L’internationalisation de l’exploration du Turkestan oriental encouragée par les Russes profita finalement aux Allemands, aux Britanniques et aux Français. La région de Tourfan allait être exploitée de manière intensive par quatre missions allemandes, celle de Dunhuang par Aurel Stein, puis Paul Pelliot et plus tard Ol’denburg. Et c’était sans compter avec les missions japonaises. De manière entièrement autonome, le comte Ōtani Kōzui 大谷光瑞, abbé d’un riche monastère, le Nishi Hongan ji 西本原寺 à Kyoto, décida après avoir pris connaissance des premiers résultats d’Aurel Stein et de Sven Hedin de parcourir le Turkestan à la recherche de témoignages du bouddhisme ancien, ce qu’il fit en 1902. Il allait financer trois missions, mais ne participa qu’à la première, délaissant ses compagnons en 1903 pour rejoindre Kyoto où il devait succéder à son père. La première mission, alors menée par Watanabe Tesshin, reconnaissait les sites des environs de Koutcha, notamment Kizil, Kumtura et Douldour-āqour.

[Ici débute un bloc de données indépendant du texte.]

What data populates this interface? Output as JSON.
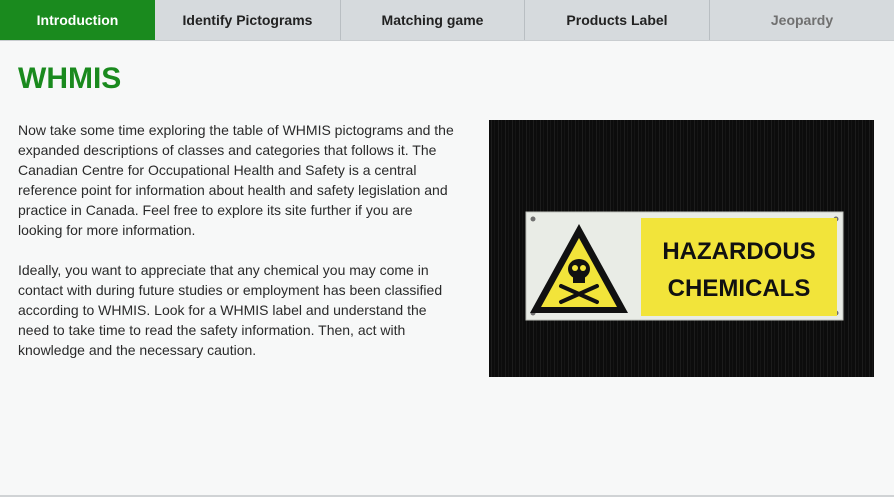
{
  "tabs": [
    {
      "label": "Introduction",
      "active": true
    },
    {
      "label": "Identify Pictograms"
    },
    {
      "label": "Matching game"
    },
    {
      "label": "Products Label"
    },
    {
      "label": "Jeopardy"
    }
  ],
  "page": {
    "title": "WHMIS",
    "paragraphs": [
      "Now take some time exploring the table of WHMIS pictograms and the expanded descriptions of classes and categories that follows it. The Canadian Centre for Occupational Health and Safety is a central reference point for information about health and safety legislation and practice in Canada. Feel free to explore its site further if you are looking for more information.",
      "Ideally, you want to appreciate that any chemical you may come in contact with during future studies or employment has been classified according to WHMIS. Look for a WHMIS label and understand the need to take time to read the safety information. Then, act with knowledge and the necessary caution."
    ]
  },
  "image": {
    "sign_line1": "HAZARDOUS",
    "sign_line2": "CHEMICALS"
  },
  "colors": {
    "accent": "#1a8a1e",
    "sign_yellow": "#f2e43a"
  }
}
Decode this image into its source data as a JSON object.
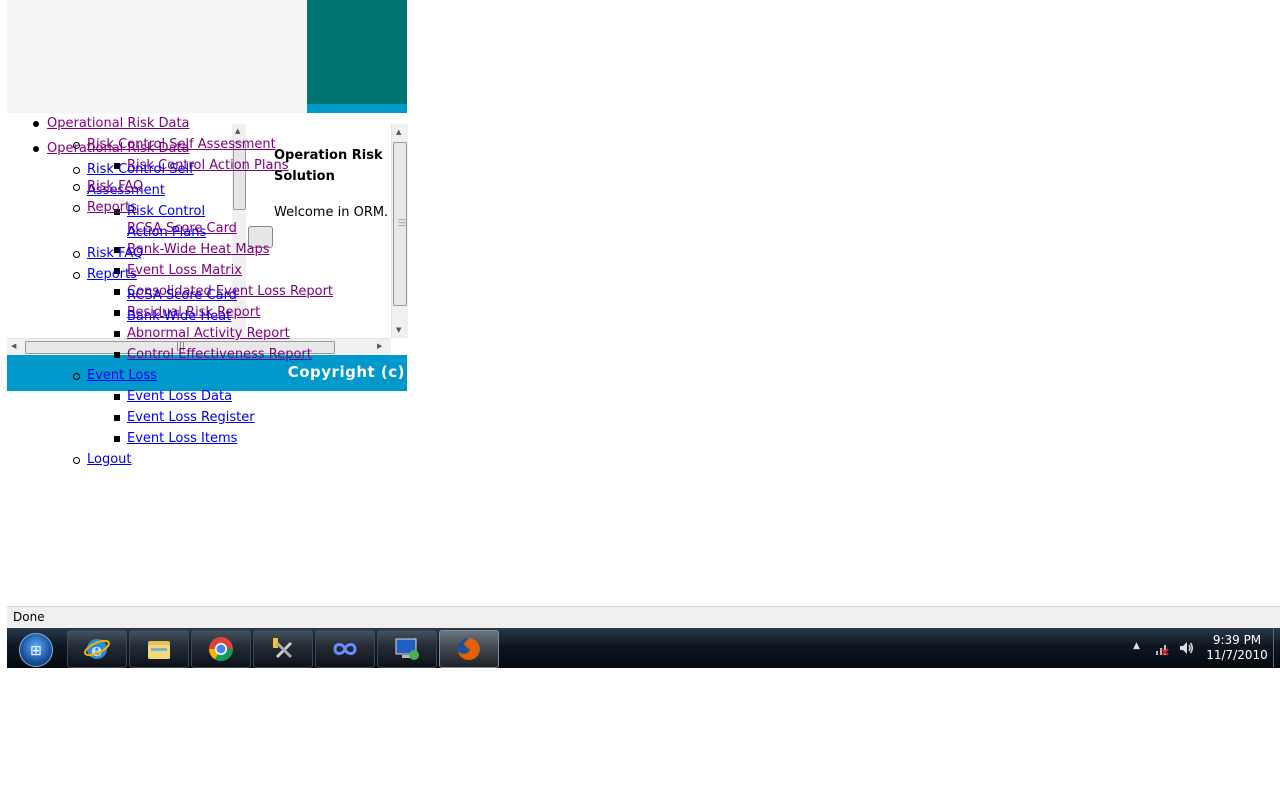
{
  "content": {
    "heading": "Operation Risk Solution",
    "welcome": "Welcome in ORM.",
    "copyright": "Copyright (c)"
  },
  "menu": {
    "operational_risk_data": "Operational Risk Data",
    "risk_control_self_assessment": "Risk Control Self Assessment",
    "risk_control_action_plans": "Risk Control Action Plans",
    "risk_faq": "Risk FAQ",
    "reports": "Reports",
    "rcsa_score_card": "RCSA Score Card",
    "bank_wide_heat_maps": "Bank-Wide Heat Maps",
    "event_loss_matrix": "Event Loss Matrix",
    "consolidated_event_loss_report": "Consolidated Event Loss Report",
    "residual_risk_report": "Residual Risk Report",
    "abnormal_activity_report": "Abnormal Activity Report",
    "control_effectiveness_report": "Control Effectiveness Report",
    "event_loss": "Event Loss",
    "event_loss_data": "Event Loss Data",
    "event_loss_register": "Event Loss Register",
    "event_loss_items": "Event Loss Items",
    "logout": "Logout",
    "wrap": {
      "risk_control_self": "Risk Control Self",
      "assessment": "Assessment",
      "risk_control": "Risk Control",
      "action_plans": "Action Plans",
      "bank_wide_heat": "Bank-Wide Heat"
    }
  },
  "browser": {
    "status": "Done"
  },
  "taskbar": {
    "time": "9:39 PM",
    "date": "11/7/2010",
    "apps": [
      "internet-explorer",
      "windows-explorer",
      "google-chrome",
      "tools",
      "infinity-app",
      "remote-desktop",
      "firefox"
    ]
  }
}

Face à toute cette activité la France restait très en retard, contrairement à ce qu’on affirmait alors à Paris. À l’exception de la mission Dutreuil de Rhins-Grenard, au cours de laquelle Dutreuil de Rhins trouva la mort, aucun des voyages entrepris par les uns ou les autres n’atteignit l’importance des expéditions scientifiques britanniques, allemandes ou russes. Telle est la raison pour laquelle la section française de l’Association internationale prit le parti de préparer elle aussi une expédition en Asie centrale. É. Senart était aux commandes, en tant que président de cette section. Les vice-présidents étaient le prince Roland Bonaparte (1858-1924), botaniste et géographe, Paul Doumer (1857-1932), gouverneur général de l’Indochine, et Charles Barbier de Meynard (1826-1908), turcologue et arabisant, administrateur de l’École des langues orientales. Henri Cordier, historien, professeur aux Langues orientales, était secrétaire-général, secondé par A. Foucher, qui avait assuré l’intérim à la direction de l’EFEO de 1901 à 1902. Les membres incluaient le docteur Ernest-Théodore Hamy (1842-1908), ethnologue et anthropologue au Muséum d’histoire naturelle, Edmond Perrier (1844-1921), directeur du Muséum, Édouard Chavannes (1865-1918), sinologue, professeur au Collège de France, Sylvain Lévi (1863-1935), indianiste, également professeur au Collège de France, Joseph Deniker (1852-1918), bibliothécaire au Muséum, Louis Finot (1864-1942), directeur de l’EFEO, Fernand Grenard, qui avait voyagé au Turkestan entre 1891 et 1893, Marcel Monnier (1853-1918), qui pour sa part avait voyagé en Chine et avait publié un Tour d’Asie en 1899, Paul Labbé (1867-1943), voyageur, géographe qui traversa la Russie jusqu’à Sakhaline, Arnold Vissière (1858-1930), sinologue, interprète et professeur aux Langues orientales, et enfin Paul Pelliot.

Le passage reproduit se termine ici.